According to the given information, we have two equations:
Equation 1: 5x + 4y = 271
Equation 2: 3x - 2y = 57
To solve this system of equations, we can use either the substitution method or the elimination method. Let's use the elimination method:
Multiply Equation 1 by 2 and Equation 2 by 3 to eliminate the "y" variable:
Equation 3: 10x + 8y = 542
Equation 4: 9x - 6y = 171
Add Equation 3 and Equation 4 together:
(10x + 8y) + (9x - 6y) = 542 + 171
19x + 2y = 713
Now, we have two equations:
Equation 5 (from adding Equation 3 and Equation 4): 19x + 2y = 713
Equation 2: 3x - 2y = 57
Add Equation 5 and Equation 2 together:
(19x + 2y) + (3x - 2y) = 713 + 57
22x = 770
x = 770 / 22
x ≈ 35
Substitute x = 35 into Equation 2 to find y:
3(35) - 2y = 57
105 - 2y = 57
-2y = 57 - 105
-2y = -48
y = -48 / -2
y = 24
Therefore, the larger number (x) is approximately 35 and the smaller number (y) is 24.
To solve this problem, let's define our unknown variables.
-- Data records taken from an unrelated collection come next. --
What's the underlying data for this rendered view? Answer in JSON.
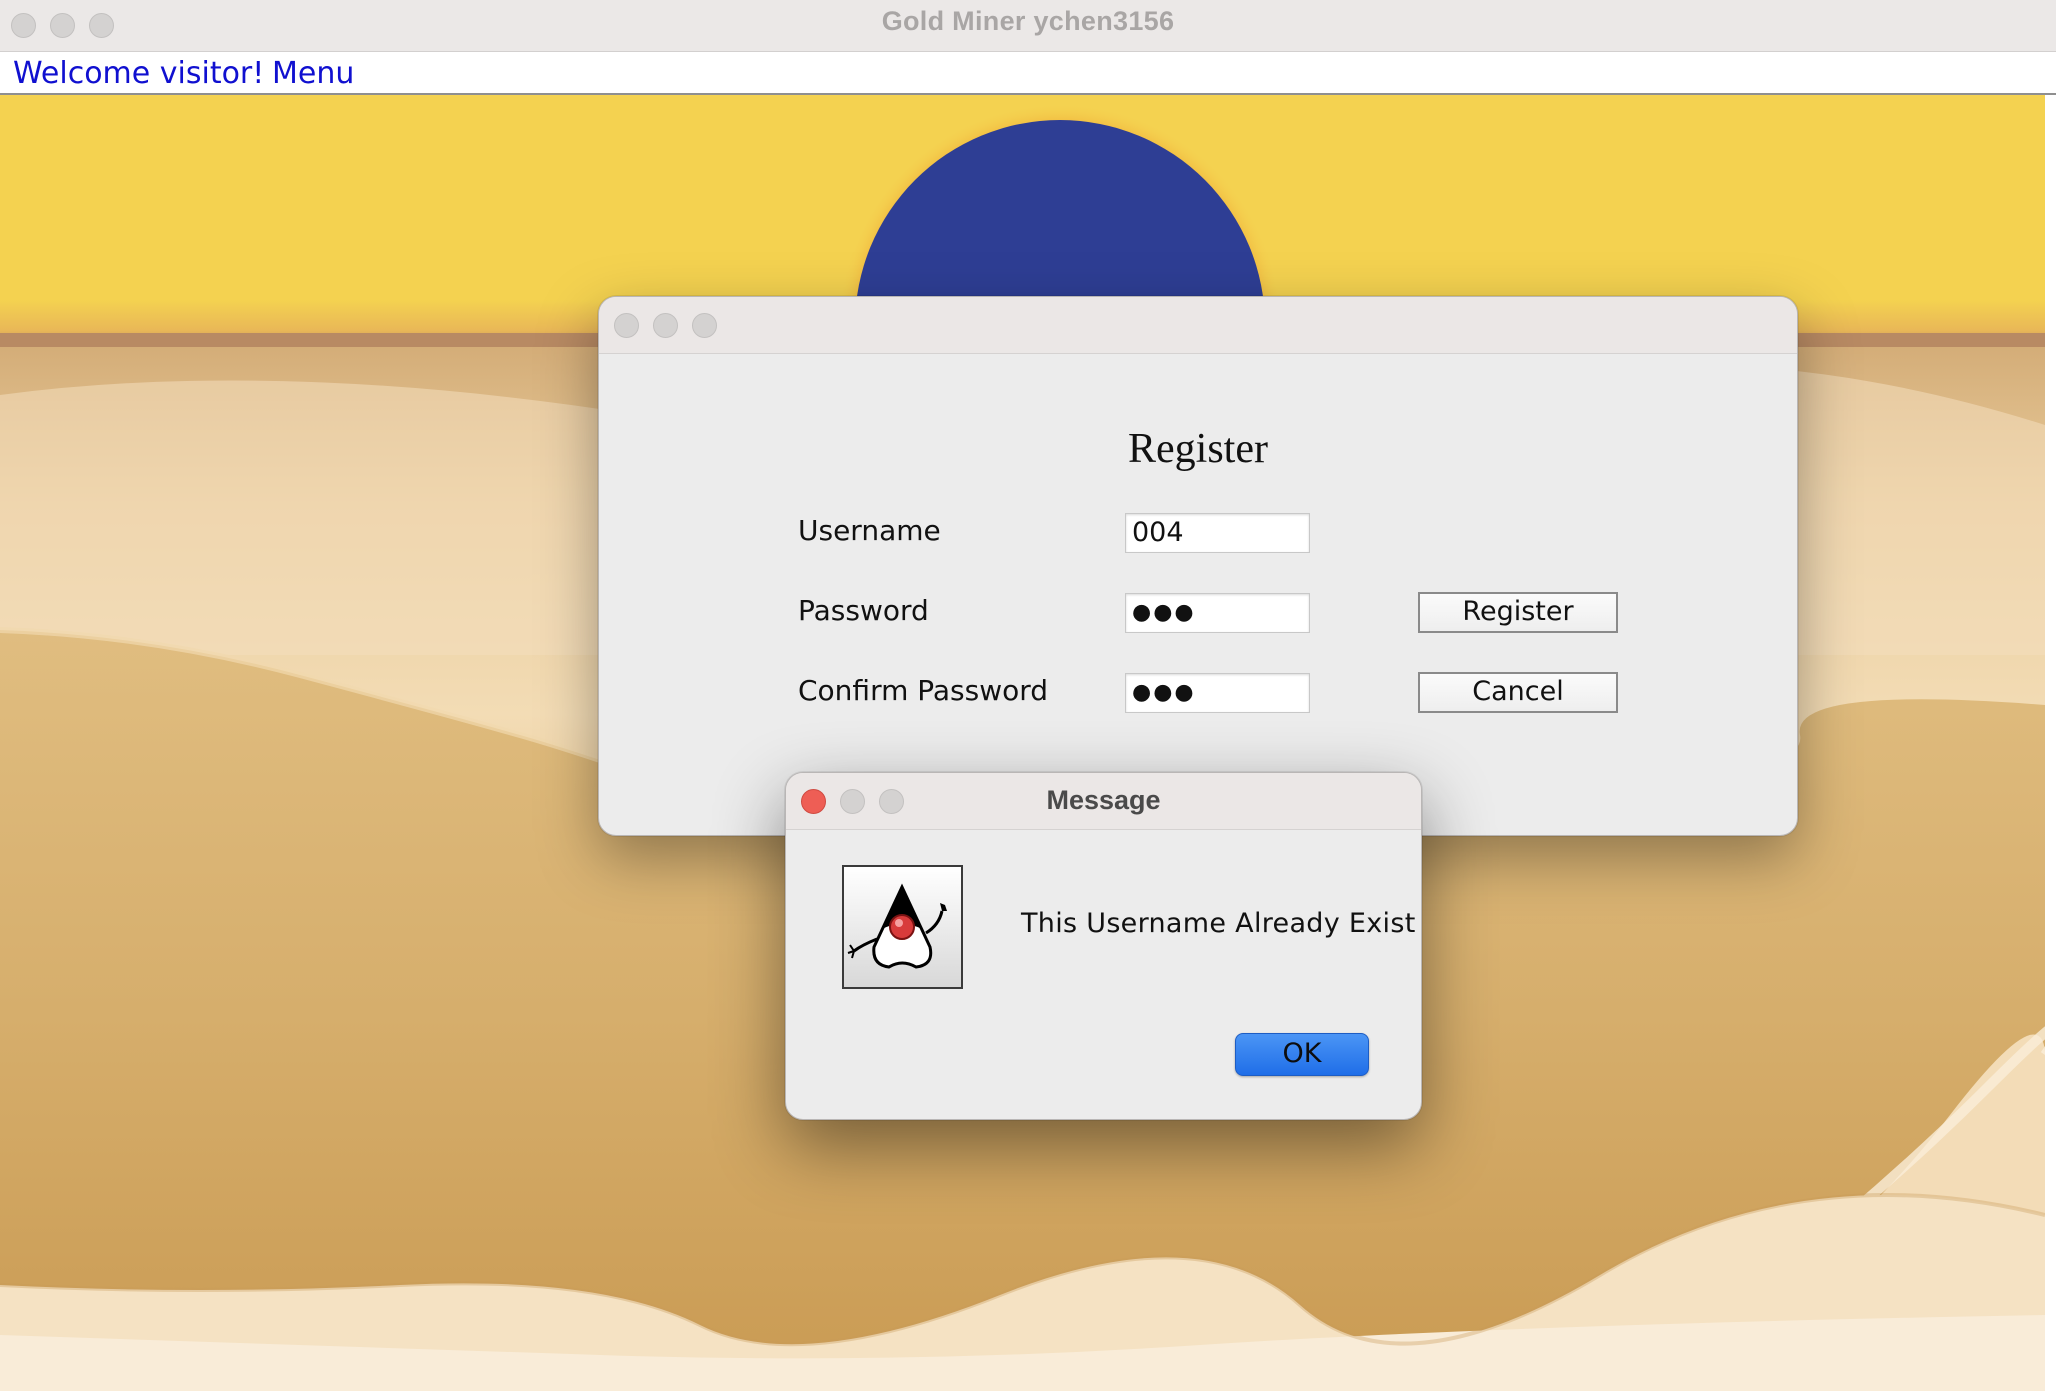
{
  "window": {
    "title": "Gold Miner ychеn3156"
  },
  "menubar": {
    "welcome": "Welcome visitor!",
    "menu": "Menu"
  },
  "scene": {
    "sky_color": "#f4d250",
    "sun_color": "#2e3e94",
    "sand_color": "#d9b272",
    "dune_light_color": "#f6e3c4"
  },
  "register_dialog": {
    "title": "Register",
    "fields": [
      {
        "label": "Username",
        "value": "004"
      },
      {
        "label": "Password",
        "value": "●●●"
      },
      {
        "label": "Confirm Password",
        "value": "●●●"
      }
    ],
    "register_label": "Register",
    "cancel_label": "Cancel"
  },
  "message_dialog": {
    "title": "Message",
    "icon": "java-duke-icon",
    "text": "This Username Already Exist",
    "ok_label": "OK",
    "ok_color": "#2a7bef"
  }
}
Let's call the larger number "L" and the smaller number "S."
According to the given information, we have two equations:
1) Five times the larger of two numbers plus four times the smaller is 271:
5L + 4S = 271
2) Three times the larger number less twice the smaller is 57:
3L - 2S = 57
To solve these equations, we can use a method called "substitution."
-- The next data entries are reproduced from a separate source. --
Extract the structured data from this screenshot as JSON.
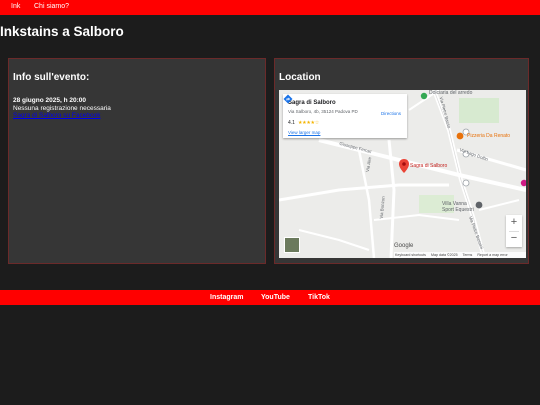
{
  "nav": {
    "items": [
      "Ink",
      "Chi siamo?"
    ]
  },
  "page": {
    "title": "Inkstains a Salboro"
  },
  "info": {
    "heading": "Info sull'evento:",
    "date": "28 giugno 2025, h 20:00",
    "note": "Nessuna registrazione necessaria",
    "link": "Sagra di Salboro su Facebook"
  },
  "location": {
    "heading": "Location",
    "map": {
      "place_name": "Sagra di Salboro",
      "address": "Via Salboro, 4b, 35124 Padova PD",
      "rating": "4.1",
      "stars": "★★★★☆",
      "view_larger": "View larger map",
      "directions": "Directions",
      "pin_label": "Sagra di Salboro",
      "poi_pizzeria": "Pizzeria Da Renato",
      "poi_villa": "Villa Vanna\nSport Equestri",
      "poi_top": "Dolciaria del arredo",
      "streets": {
        "via_pietro_basso": "Via Pietro Basso",
        "via_lago_dolfin": "Via Lago Dolfin",
        "via_bonzon": "Via Bonzon",
        "via_giuseppe_ferrari": "Giuseppe Ferrari",
        "via_aire": "Via Aire",
        "via_pietro_bassini": "Via Pietro Bassini"
      },
      "zoom_in": "+",
      "zoom_out": "−",
      "google": "Google",
      "footer": [
        "Keyboard shortcuts",
        "Map data ©2025",
        "Terms",
        "Report a map error"
      ]
    }
  },
  "footer": {
    "links": [
      "Instagram",
      "YouTube",
      "TikTok"
    ]
  },
  "colors": {
    "accent": "#ff0000",
    "background": "#1c1c1c",
    "card": "#363636",
    "card_border": "#6b2a2a",
    "link": "#0000ee"
  }
}
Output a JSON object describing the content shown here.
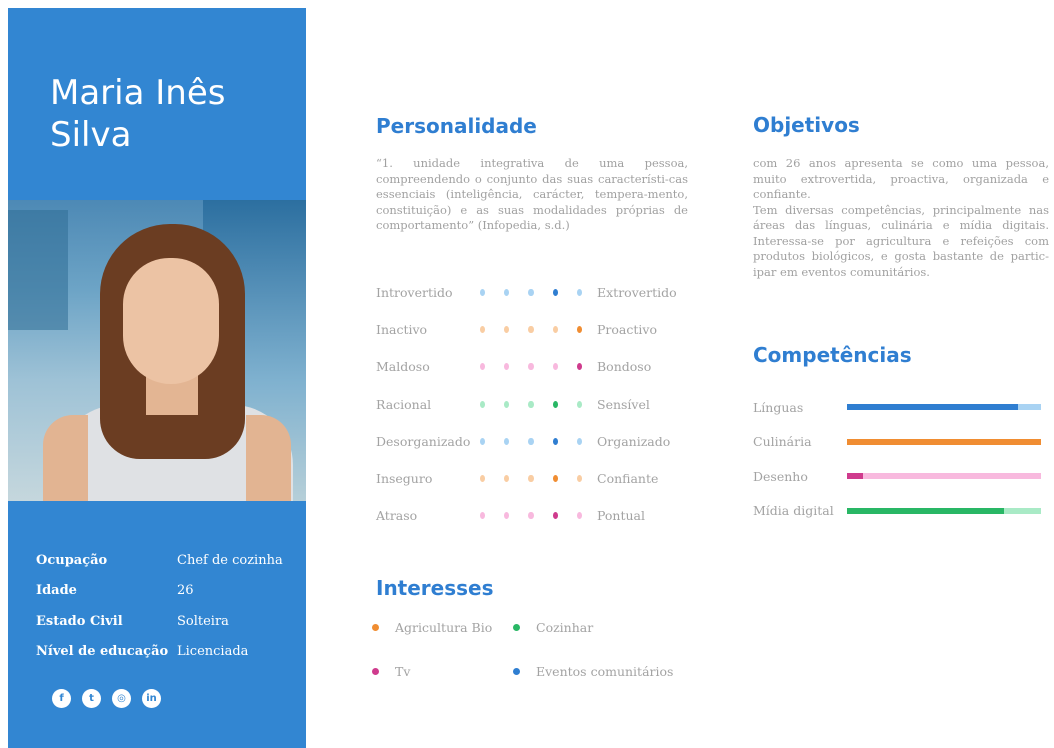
{
  "profile": {
    "first_name": "Maria Inês",
    "last_name": "Silva",
    "info": [
      {
        "label": "Ocupação",
        "value": "Chef de cozinha"
      },
      {
        "label": "Idade",
        "value": "26"
      },
      {
        "label": "Estado Civil",
        "value": "Solteira"
      },
      {
        "label": "Nível de educação",
        "value": "Licenciada"
      }
    ],
    "social": [
      {
        "icon": "facebook-icon",
        "glyph": "f"
      },
      {
        "icon": "twitter-icon",
        "glyph": "t"
      },
      {
        "icon": "instagram-icon",
        "glyph": "◎"
      },
      {
        "icon": "linkedin-icon",
        "glyph": "in"
      }
    ]
  },
  "personality": {
    "title": "Personalidade",
    "quote": "“1. unidade integrativa de uma pessoa, compreendendo o conjunto das suas característi-cas essenciais (inteligência, carácter, tempera-mento, constituição) e as suas modalidades próprias de comportamento”  (Infopedia, s.d.)",
    "traits": [
      {
        "left": "Introvertido",
        "right": "Extrovertido",
        "selected": 4,
        "light": "#a9d3f3",
        "dark": "#2f7ed1"
      },
      {
        "left": "Inactivo",
        "right": "Proactivo",
        "selected": 5,
        "light": "#f9cda3",
        "dark": "#f08d32"
      },
      {
        "left": "Maldoso",
        "right": "Bondoso",
        "selected": 5,
        "light": "#f8b9de",
        "dark": "#cf3b8d"
      },
      {
        "left": "Racional",
        "right": "Sensível",
        "selected": 4,
        "light": "#a9eac6",
        "dark": "#29b765"
      },
      {
        "left": "Desorganizado",
        "right": "Organizado",
        "selected": 4,
        "light": "#a9d3f3",
        "dark": "#2f7ed1"
      },
      {
        "left": "Inseguro",
        "right": "Confiante",
        "selected": 4,
        "light": "#f9cda3",
        "dark": "#f08d32"
      },
      {
        "left": "Atraso",
        "right": "Pontual",
        "selected": 4,
        "light": "#f8b9de",
        "dark": "#cf3b8d"
      }
    ]
  },
  "objectives": {
    "title": "Objetivos",
    "text": "com 26 anos apresenta se como uma pessoa, muito extrovertida, proactiva, organizada e confiante.\nTem diversas competências, principalmente nas áreas das línguas, culinária e mídia digitais. Interessa-se por agricultura e refeições com produtos biológicos, e gosta bastante de partic-ipar em eventos comunitários."
  },
  "skills": {
    "title": "Competências",
    "items": [
      {
        "label": "Línguas",
        "level": 0.88,
        "light": "#a9d3f3",
        "dark": "#2f7ed1"
      },
      {
        "label": "Culinária",
        "level": 1.0,
        "light": "#f9cda3",
        "dark": "#f08d32"
      },
      {
        "label": "Desenho",
        "level": 0.08,
        "light": "#f8b9de",
        "dark": "#cf3b8d"
      },
      {
        "label": "Mídia digital",
        "level": 0.81,
        "light": "#a9eac6",
        "dark": "#29b765"
      }
    ]
  },
  "interests": {
    "title": "Interesses",
    "items": [
      {
        "label": "Agricultura Bio",
        "color": "#f08d32"
      },
      {
        "label": "Cozinhar",
        "color": "#29b765"
      },
      {
        "label": "Tv",
        "color": "#cf3b8d"
      },
      {
        "label": "Eventos comunitários",
        "color": "#2f7ed1"
      }
    ]
  }
}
First, let's solve the second equation for L:
3L - 2S = 57
3L = 57 + 2S
L = (57 + 2S) / 3
Now, substitute this value of L into the first equation:
5L + 4S = 271
5((57 + 2S) / 3) + 4S = 271
Now, we can simplify and solve for S:
5(57 + 2S) / 3 + 4S = 271
(285 + 10S) / 3 + 4S = 271
285 + 10S + 12S = 813
22S = 813 - 285
22S = 528
S = 528 / 22
S = 24
Now that we have the value of S, we can substitute it back into the second equation to find L:
3L - 2S = 57
3L - 2(24) = 57
3L - 48 = 57
3L = 57 + 48
3L = 105
L = 105 / 3
L = 35
So, the larger number (L) is 35, and the smaller number (S) is 24.